Cominciamo con alcune doverose coordinate musicali: se considerassimo Valentina Lupi come una proiezione ultra-confidenziale di Cristina Donà ("Dove sei", "Io e le tue parole") forse non renderemmo grazia a nessuna delle due; se ci spingessimo oltre, fino a rubricarla come una graziosa Paolo Benvegnù in gonnella ("Il modo migliore", "L'essenziale"), potremmo persino passare per irriverenti.
E allora? E allora diciamo che la verità sta nel mezzo: l'artista laziale si muove magistralmente all'interno di un songwriting intimo, denso, serrato e a tratti velatamente radiofonico, e davvero non importa quanto la ripetizione dello schema lirico - incentrato spesso sul dialogo con un interlocutore maschile - sembri appiattire stilisticamente la prospettiva testuale, perché alla fine dei conti il messaggio finale arriva sano e salvo a destinazione, con tutto il suo carico di dolore, inquietudine, rabbia e delusione.
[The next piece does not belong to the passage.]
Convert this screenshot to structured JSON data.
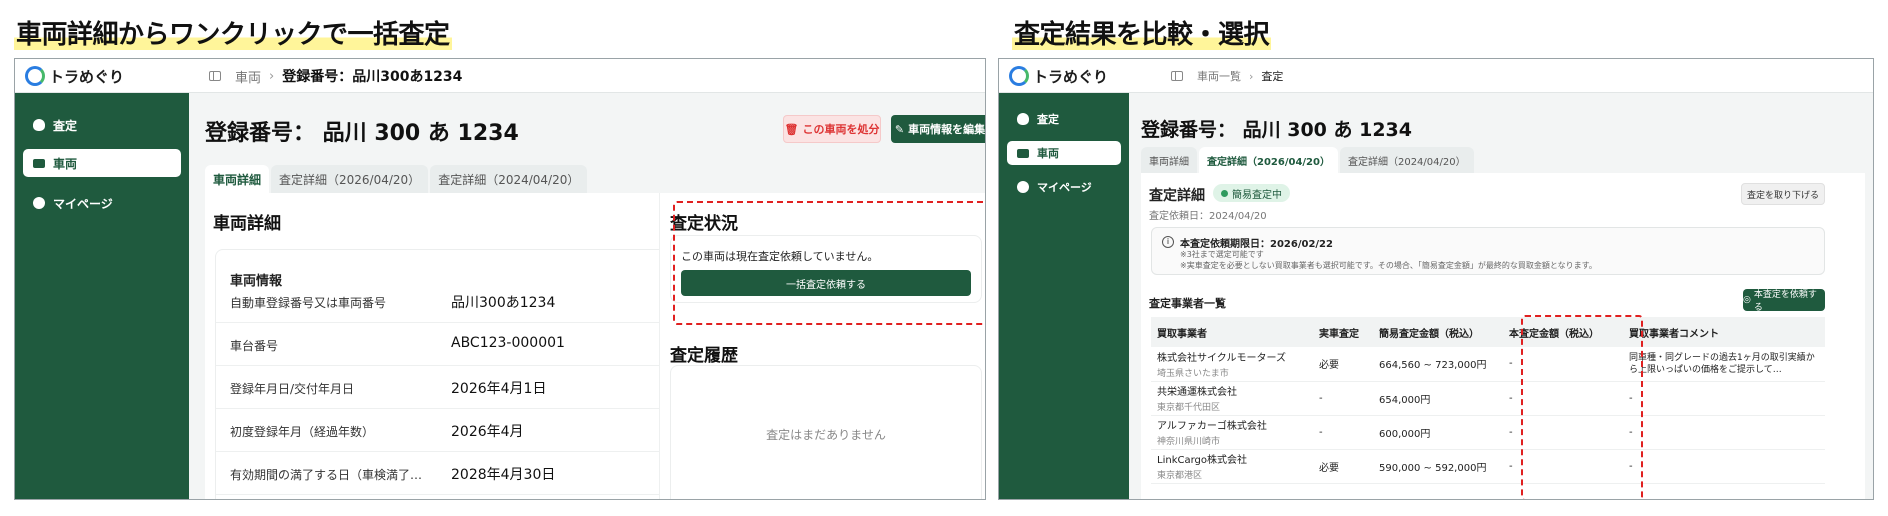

Pregevoli sodali come Giorgio Maria Condemi (Spiritual Front), Cesare Petulicchio (Bud Spencer Blues Explosion) e Matteo Scanicchio (Cappello A Cilindro) predispongono quel giusto companatico musicale, compostamente diversificato tra rock, blues e soft-jazz, che asseconda l'accomodamento di diritto della Lupi sulla tribunetta del colto cantautorato al femminile di casa nostra.